Terkini.id, Palopo – Seusai melaksanakan Salat Jumat di Masjid Agung Luwu Palopo Jumat 14 Agustus 2020, Wali kota Drs. H. Muh. Judas Amir, MH., menyampikan arahan dan pesan-pesan khusus kepada jamaah salat Jumat.

Walikota mengungkapkan bahwa mengenai penerapan protokol kesehatan di kota Palopo sama dengan daerah daerah lain, juga diterapkan hal yang sama.

“Di masa pandemi Covid-19 ini, kita harus bisa memahami bahwa protokol kesehatan ini sebagai hal yang mutlak kita laksanakan.

“Karena itu juga pemerintah pusat minta ke setiap pemda agar berinisiatif untuk selalu ingatkan masyarakat agar disiplin dalam menerapkan protokol kesehatan,” ungkap wali kota.

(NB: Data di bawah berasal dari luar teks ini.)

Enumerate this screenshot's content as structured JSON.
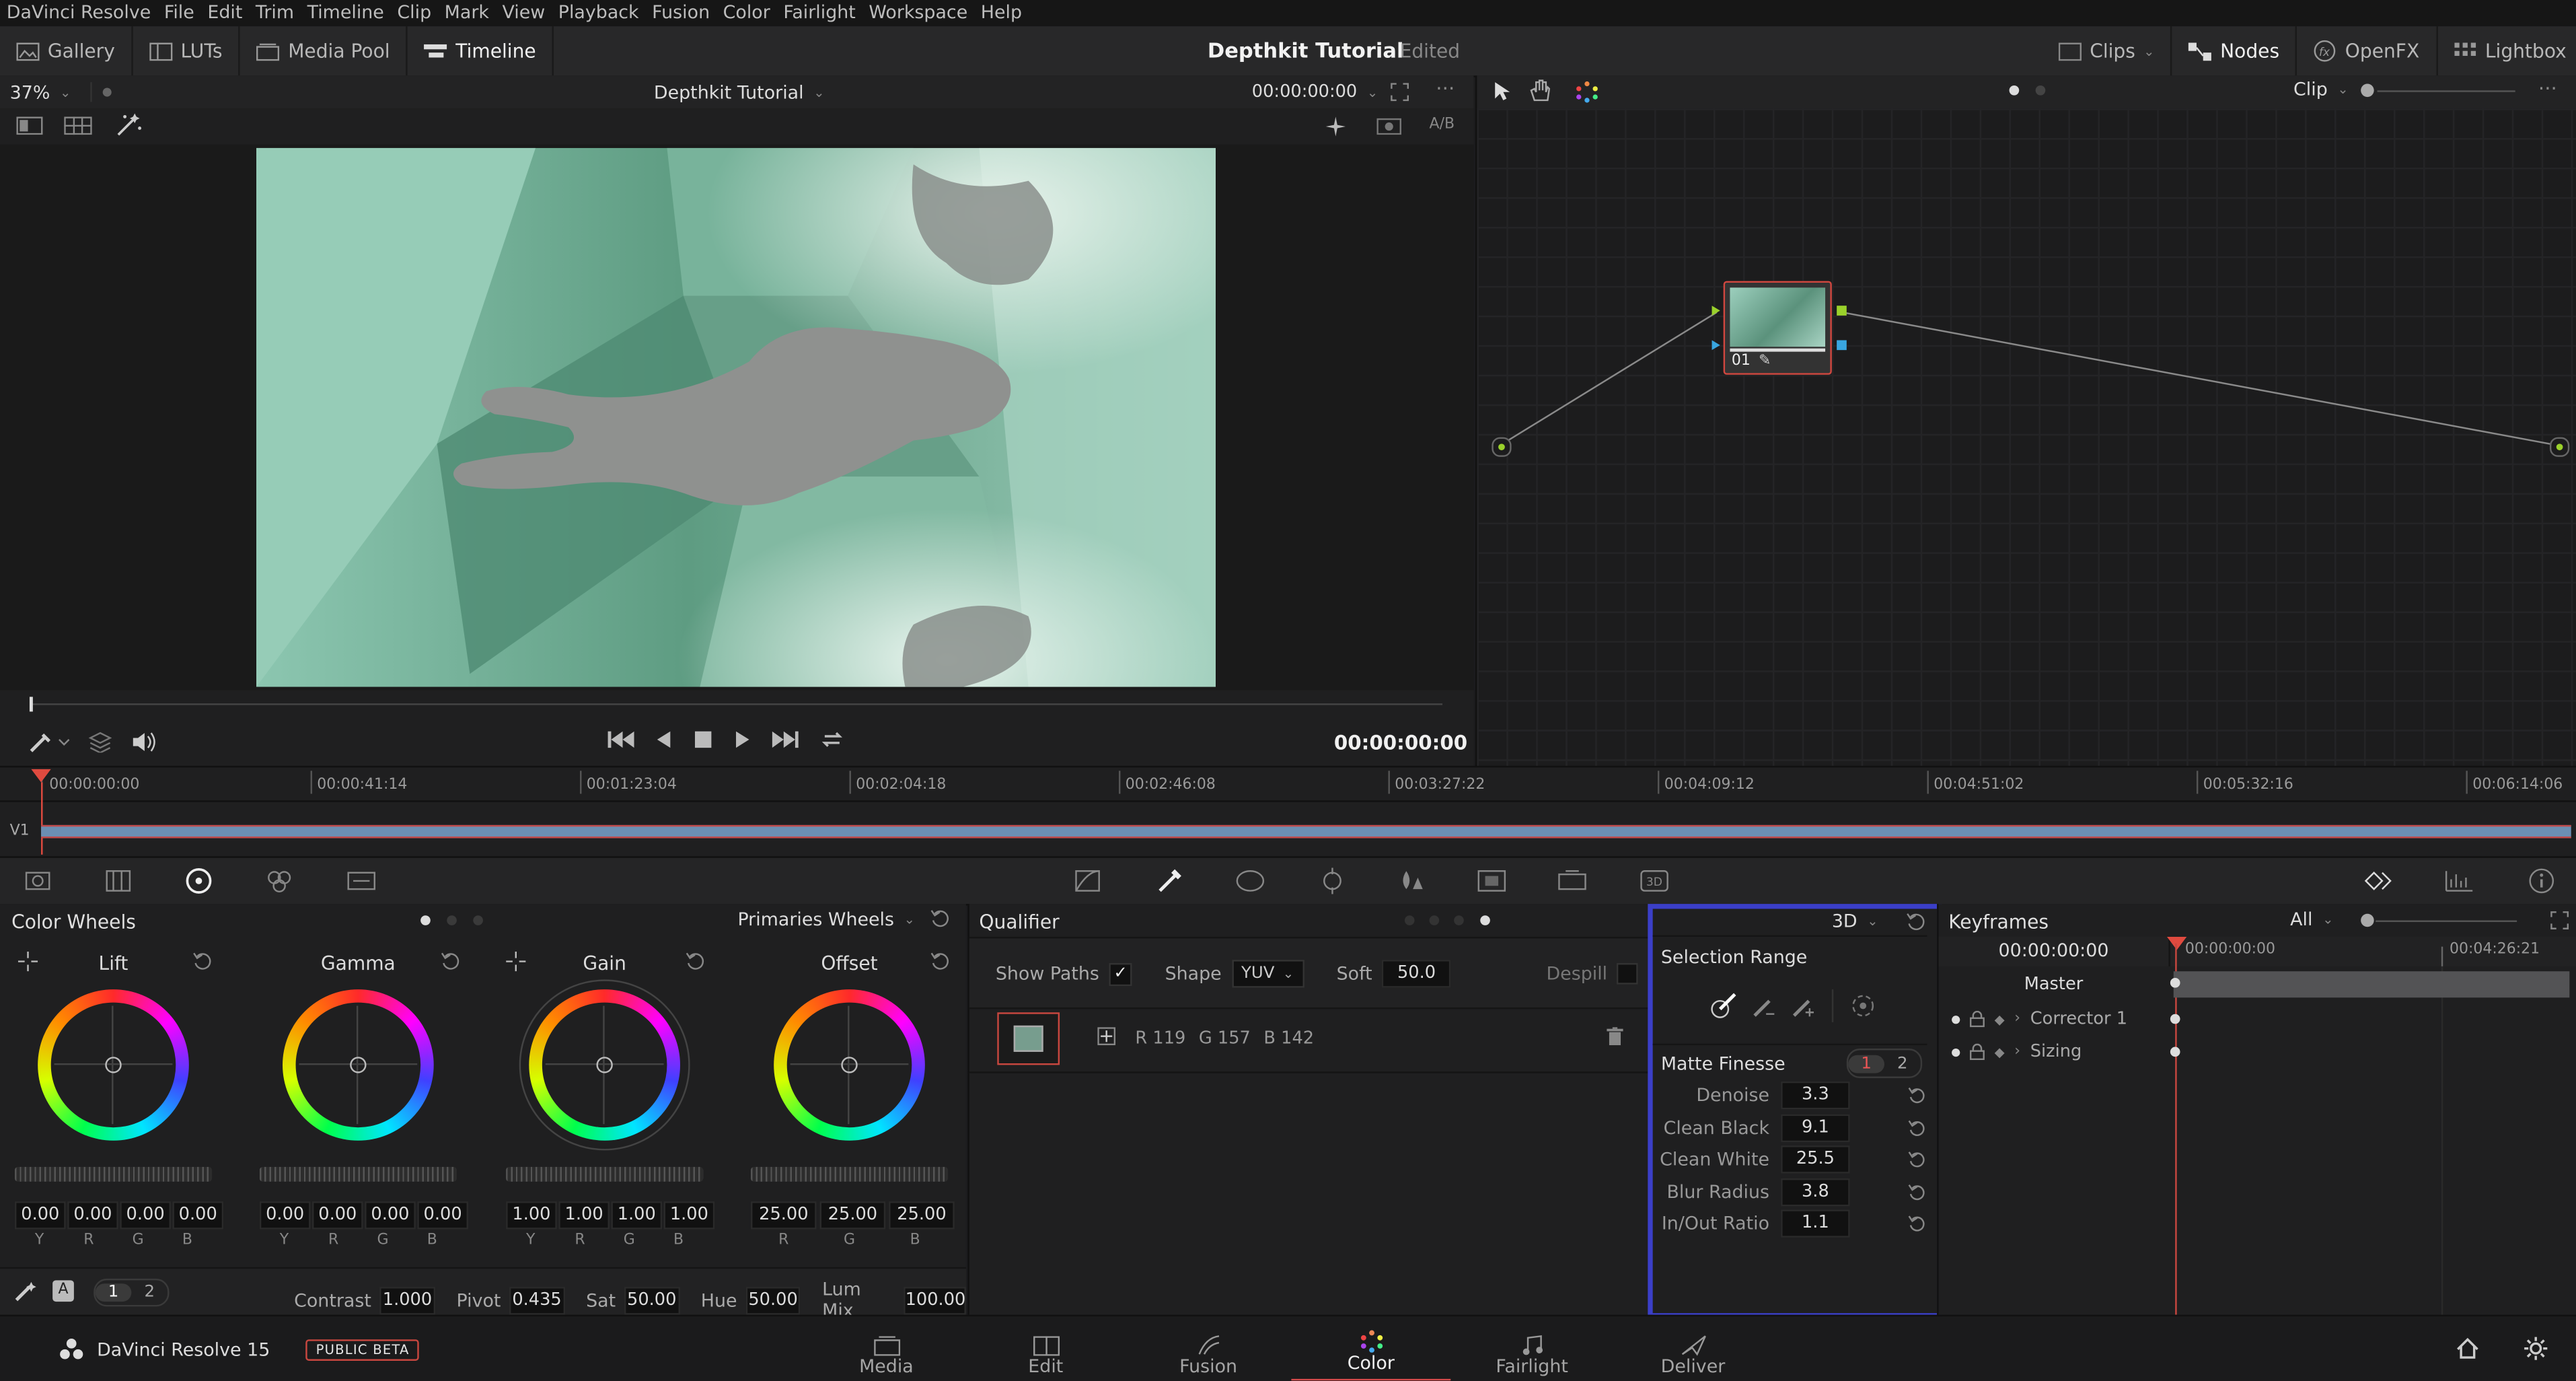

Wali kota melanjutkan, virus corona ini bukanlah hal main-main, sudah sekitar 8 bulan kebelakang ini, anak kita tidak sekolah, tinggal di rumah, sekolah kosong.
Apakah ini sesuatu yang wajar? ringan?, tidak pantas kita pikirkan bersama?.

Menarik untuk Anda:

“Dan jika kita tidak ada upaya untuk mencegah itu, menanggulangi itu (korona), bisa saja sampai bulan 12 dan seterusnya,” jelasnya.

Masih kata dia, jika ada yang mengatakan bahwa ini tidak benar, masker bukanlah solusi, jaga jarak bukan solusi, indahkan.

Jika ustadz yang katakan seperti itu maka itu adalah ustadz gadungan, dokter yang bilang seperti itu, dia adalah dokter bodong.

“Semuanya itu sudah menjadi imbauan pemerintah pusat, IDI, Ulama besar (MUI), para pakar dan tenaga ahli, untuk mematuhi protokol kesehatan yaitu menjaga jarak, pakai masker, dan mencuci tangan,” jelas wali kota.

Pada kesempatan itu juga, wali kota menyampikan bahwa dalam waktu dekat akan ada operasi besar yang akan digelar. Siapa yang kedapatan tidak pakai masker, tentu akan ditindak.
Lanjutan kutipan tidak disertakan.